Fuyu ne sentait plus son corps, inconsciente de ses mouvements, prisonnière de sa conscience. Elle ne pouvait voir, même à travers ses propres yeux. Tout ce qu’elle entendait était des cris. Des cris de surprise, de douleur, de peur. Elle se mit à pleurer toutes les larmes de son corps, enveloppée de ténèbres et bercée par les flots impétueux du désespoir.
- En voilà un masque terrifiant jeune fille, dit la geisha d’une voix douce. Ce n’est pas le même que tout à l’heure, ou est-ce simplement mon imagination?
Sans même s’en rendre compte, la prêtresse poussait des cris d’animaux en furie, comme prête à bondir sur tout ce qui bougeait.
- Je suis vraiment navré, intervint l’un des moines qui attrapa les épaules de Fuyu. Elle n’est pas comme ça d’habitude. Son père est parti il y a peu de temps.
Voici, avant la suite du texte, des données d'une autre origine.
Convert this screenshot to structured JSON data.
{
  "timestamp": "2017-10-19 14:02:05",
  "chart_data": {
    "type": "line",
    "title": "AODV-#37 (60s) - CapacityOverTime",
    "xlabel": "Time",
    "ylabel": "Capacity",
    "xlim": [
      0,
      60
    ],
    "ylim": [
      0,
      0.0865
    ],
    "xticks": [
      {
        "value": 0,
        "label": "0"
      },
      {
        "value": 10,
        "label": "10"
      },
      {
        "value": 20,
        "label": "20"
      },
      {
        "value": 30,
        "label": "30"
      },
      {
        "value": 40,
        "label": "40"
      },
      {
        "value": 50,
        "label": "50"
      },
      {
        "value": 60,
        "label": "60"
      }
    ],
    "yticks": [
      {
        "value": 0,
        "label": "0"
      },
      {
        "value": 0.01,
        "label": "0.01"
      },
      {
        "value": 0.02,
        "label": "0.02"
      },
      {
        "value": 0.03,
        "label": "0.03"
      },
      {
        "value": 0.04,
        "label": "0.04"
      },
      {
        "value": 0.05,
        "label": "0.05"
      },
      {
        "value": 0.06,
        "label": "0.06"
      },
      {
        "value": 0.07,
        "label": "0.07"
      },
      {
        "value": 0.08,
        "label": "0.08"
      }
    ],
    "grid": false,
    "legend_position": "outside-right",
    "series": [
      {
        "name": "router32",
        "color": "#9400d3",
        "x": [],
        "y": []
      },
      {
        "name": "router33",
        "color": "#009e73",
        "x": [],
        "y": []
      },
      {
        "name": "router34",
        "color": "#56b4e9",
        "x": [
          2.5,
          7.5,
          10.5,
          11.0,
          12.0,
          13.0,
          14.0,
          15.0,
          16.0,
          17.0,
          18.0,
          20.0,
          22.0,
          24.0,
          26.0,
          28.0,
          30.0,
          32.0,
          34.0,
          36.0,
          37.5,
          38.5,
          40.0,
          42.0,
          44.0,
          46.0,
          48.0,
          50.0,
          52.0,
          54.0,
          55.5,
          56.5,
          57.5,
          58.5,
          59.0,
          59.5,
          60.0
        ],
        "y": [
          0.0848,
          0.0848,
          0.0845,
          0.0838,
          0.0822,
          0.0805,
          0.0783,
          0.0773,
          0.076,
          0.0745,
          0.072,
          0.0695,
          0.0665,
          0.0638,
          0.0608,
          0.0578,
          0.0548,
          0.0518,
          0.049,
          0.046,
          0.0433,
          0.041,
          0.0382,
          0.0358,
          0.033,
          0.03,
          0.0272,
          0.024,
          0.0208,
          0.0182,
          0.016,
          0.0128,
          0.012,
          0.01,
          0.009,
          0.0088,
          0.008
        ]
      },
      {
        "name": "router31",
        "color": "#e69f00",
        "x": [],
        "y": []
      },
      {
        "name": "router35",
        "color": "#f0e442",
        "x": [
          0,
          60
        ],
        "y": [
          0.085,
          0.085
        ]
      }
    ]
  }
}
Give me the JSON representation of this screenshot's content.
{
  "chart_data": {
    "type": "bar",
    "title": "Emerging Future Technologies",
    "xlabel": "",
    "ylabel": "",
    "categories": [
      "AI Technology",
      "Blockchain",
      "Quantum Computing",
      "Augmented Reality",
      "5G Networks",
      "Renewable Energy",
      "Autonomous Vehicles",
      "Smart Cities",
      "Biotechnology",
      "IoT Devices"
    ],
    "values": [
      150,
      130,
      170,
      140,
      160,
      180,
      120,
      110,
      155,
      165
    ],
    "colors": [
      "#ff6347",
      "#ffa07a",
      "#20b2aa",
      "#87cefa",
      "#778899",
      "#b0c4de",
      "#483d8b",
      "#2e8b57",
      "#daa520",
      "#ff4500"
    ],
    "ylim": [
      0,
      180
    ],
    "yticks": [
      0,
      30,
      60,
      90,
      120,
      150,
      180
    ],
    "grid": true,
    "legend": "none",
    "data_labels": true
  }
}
- Ce n’est pas une raison Hiroishi, répliqua sèchement un autre moine, apparaissant sur le porche. Elle représente le temple autant que nous à travers la région et même dans le pays. Il faut respecter les traditions et-
- Ne vous en faites pas, je trouve ça amusant. Et ce n’est qu’une enfant après tout. Le masque qu’elle porte me rappelle étrangement une pièce kabuki que j’ai vu lors d’un séjour à Kyoto. Mais je vous raconterai cela plus tard, vous devez être occupés.
- Ne vous en faites pas madame. Et ne sois pas si dure avec elle, Iwao, ce n’est qu’une enfant. Je suis vraiment désolé madame.
- Yamamoto Akane.
- Yamamoto-san, nous allons installer vos quartiers.
- Merci mon père. Ne fais pas de bêtises jeune fille et écoute tes supérieurs ou la bête de la montagne viendra te dévorer, dit-elle d’une voix apaisante en se penchant sur Fuyu. Elle se rapprocha de son oreille: viens me voir tout à l’heure, quand ma chambre sera prête.
Le visage haineux du masque changea, et le sourire mesquin qui était là habituellement reprit sa place. La geisha étant devant, les moines ne purent voir ce qui s’était passé. Le masque tomba à terre et glissa plus loin sur le sol en bois.
- Iwao-san…? Demanda la jeune prêtresse en éclatant en sanglots. Je suis vraiment désolée. Hiroishi-san… que s’est-il passé? J’ai cru qu’elle allait vous faire du mal….
De la morve coula de son petit nez et elle renifla bruyamment à plusieurs reprises.
- Mais ne pleure pas, répondit Hiroishi d’une voix douce. Qui veut nous faire du mal? Il ne faut pas t’en vouloir pour une simple farce.
- Quelle farce? La dame du masque ne rigole pas!
- La dame du masque? Oh tu parles de celui que tu as trouvé? C’est vrai qu’il est terrifiant, mais tout va bien ne t’en fais pas. Allez viens, je vais te ramener jusqu’à ta chambre, tu as dû attraper froid.
Le prêtre s’éloigna avec la jeune fille qui continuait de pleurer, s’essuyant le visage avec la manche de son hakama.
- Les gamins de nos jours, grommela Iwao, il faut toujours qu’ils fassent leurs intéressants.
- Iwao-san, n’étiez-vous pas comme ça enfant?
- Ce n’est pas la question, répondit-il sèchement, visiblement gêné.
Yamamoto fit quelques pas, remonta les ourlets de son kimono et se baissa, puis ramassa l’objet qui soulevait tant de questions.
- Qu’est-ce que c’est? Demanda Iwao, stoïque.
- C’est le masque de votre petite protégée.
- Jetez-le.
- J’ai cru que vous teniez à préserver les traditions. Je lui rendrais quand elle viendra me voir tout à l’heure. Y a-t-il assez de place pour moi et ma suite? Je ne veux pas vous importuner ou vous imposer notre présence.
- Ne vous en faites pas, râla Iwao. Je vais demander à ce que ce soit prêt rapidement.
- Merci beaucoup, Iwao-san.
À peine eut-elle le temps de le remercier que le prêtre, aux rides marquées par le temps et la fatigue, ainsi que des années de rudes hivers, s’en était allé, laissant la geisha seule.
- Tu devrais laisser cette jeune fille tranquille, dit elle en regardant le masque en bois qui grinça, et afficha un visage qui tirait la langue. Oh, ce n’est pas très poli.
Elle le rangea dans son obi, et sorti sous la neige qui s’était remise à tomber., rejoignant sa suite.